A numerical investigation of the influence of radiation and moisture content on pyrolysis and ignition of a leaf-like fuel element

Abstract

The effects of thermal radiation and moisture content on the pyrolysis and gas-phase ignition of a solid fuel element containing high moisture content were investigated using the coupled Gpyro3D/FDS models. The solid fuel has dimensions of a typical Arctostaphylos glandulosa leaf which is modeled as thin cellulose subjected to radiative heating on one side. We incorporated a five-step extended Broido-Shafizadeh reaction model for thermal degradation, moisture evaporation, and pyrolysis of cellulose in Gpyro3D. The solid-phase model was successfully validated against published data. Ignition of the modeled leaf-like fuel element at three initial moisture contents (5%, 40%, or 80%) exposed to a 1500 K radiant source was simulated.
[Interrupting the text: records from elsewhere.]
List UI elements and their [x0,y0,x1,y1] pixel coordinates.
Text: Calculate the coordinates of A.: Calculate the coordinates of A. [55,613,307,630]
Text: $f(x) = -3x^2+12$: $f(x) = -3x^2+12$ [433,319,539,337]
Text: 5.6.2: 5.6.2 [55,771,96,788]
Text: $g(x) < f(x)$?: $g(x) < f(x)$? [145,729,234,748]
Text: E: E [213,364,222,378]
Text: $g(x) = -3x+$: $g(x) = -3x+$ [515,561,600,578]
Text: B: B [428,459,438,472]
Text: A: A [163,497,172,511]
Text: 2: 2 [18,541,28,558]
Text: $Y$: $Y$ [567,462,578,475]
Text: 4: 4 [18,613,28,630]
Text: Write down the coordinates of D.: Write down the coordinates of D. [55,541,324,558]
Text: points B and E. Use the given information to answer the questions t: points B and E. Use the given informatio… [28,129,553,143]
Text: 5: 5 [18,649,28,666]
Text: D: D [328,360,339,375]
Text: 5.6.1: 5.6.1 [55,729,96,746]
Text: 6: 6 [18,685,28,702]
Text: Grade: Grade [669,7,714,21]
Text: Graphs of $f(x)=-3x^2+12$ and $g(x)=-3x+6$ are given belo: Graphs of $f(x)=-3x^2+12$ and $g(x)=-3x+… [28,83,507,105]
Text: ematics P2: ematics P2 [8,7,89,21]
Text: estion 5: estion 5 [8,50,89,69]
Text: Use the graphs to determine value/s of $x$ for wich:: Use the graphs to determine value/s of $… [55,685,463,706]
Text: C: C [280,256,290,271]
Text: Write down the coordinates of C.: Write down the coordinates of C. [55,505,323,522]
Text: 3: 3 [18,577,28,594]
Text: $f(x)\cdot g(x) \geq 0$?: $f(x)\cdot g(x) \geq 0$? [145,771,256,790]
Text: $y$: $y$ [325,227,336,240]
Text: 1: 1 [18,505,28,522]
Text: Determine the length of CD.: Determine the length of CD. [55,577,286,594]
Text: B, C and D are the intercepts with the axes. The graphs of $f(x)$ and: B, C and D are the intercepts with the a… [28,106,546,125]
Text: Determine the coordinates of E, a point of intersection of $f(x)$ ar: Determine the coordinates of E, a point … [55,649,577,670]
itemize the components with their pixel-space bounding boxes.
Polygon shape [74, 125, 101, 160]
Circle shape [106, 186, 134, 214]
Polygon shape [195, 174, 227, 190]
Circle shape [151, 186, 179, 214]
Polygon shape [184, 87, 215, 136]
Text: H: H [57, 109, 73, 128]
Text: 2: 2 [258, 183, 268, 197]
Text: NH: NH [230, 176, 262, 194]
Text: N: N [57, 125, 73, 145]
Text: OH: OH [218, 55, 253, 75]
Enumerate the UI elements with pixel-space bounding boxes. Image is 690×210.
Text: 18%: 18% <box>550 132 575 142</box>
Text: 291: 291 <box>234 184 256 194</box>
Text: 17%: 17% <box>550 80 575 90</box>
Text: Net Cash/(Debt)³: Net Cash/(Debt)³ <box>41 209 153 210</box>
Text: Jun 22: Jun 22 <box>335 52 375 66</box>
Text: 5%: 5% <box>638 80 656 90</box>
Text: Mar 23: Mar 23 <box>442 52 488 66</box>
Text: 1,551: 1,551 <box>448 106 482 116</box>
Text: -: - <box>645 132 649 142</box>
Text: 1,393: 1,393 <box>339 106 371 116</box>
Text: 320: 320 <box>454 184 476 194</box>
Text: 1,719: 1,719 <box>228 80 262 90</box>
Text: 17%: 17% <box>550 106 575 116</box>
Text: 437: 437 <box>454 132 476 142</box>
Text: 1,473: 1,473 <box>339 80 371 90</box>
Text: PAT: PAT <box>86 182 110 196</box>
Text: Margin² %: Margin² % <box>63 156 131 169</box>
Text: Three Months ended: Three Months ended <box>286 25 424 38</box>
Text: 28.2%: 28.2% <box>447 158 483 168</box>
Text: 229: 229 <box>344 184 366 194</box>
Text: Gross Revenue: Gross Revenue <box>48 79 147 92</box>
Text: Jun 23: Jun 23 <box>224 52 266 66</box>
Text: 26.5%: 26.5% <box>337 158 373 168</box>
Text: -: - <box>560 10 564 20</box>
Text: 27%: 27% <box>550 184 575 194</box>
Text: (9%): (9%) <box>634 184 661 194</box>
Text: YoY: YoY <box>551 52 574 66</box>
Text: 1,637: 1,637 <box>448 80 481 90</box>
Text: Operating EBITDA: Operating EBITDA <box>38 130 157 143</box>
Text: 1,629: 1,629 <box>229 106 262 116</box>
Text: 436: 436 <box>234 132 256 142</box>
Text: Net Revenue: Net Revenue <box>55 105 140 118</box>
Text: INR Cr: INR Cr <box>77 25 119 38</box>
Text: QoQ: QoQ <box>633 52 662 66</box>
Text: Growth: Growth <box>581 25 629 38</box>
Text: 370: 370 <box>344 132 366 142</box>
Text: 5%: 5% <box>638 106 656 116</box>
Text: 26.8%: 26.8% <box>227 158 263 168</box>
Lower moisture content resulted in earlier onset of pyrolysis and ignition resulting in higher solid and gas phase temperatures. Local moisture evaporation and temperature rise were observed in all three cases and a significant amount of moisture remained in the sample during ignition. The numerical results suggested that moisture content not only affected the process of pyrolysis, but also influenced the ignition and gas phase combustion of the solid fuel.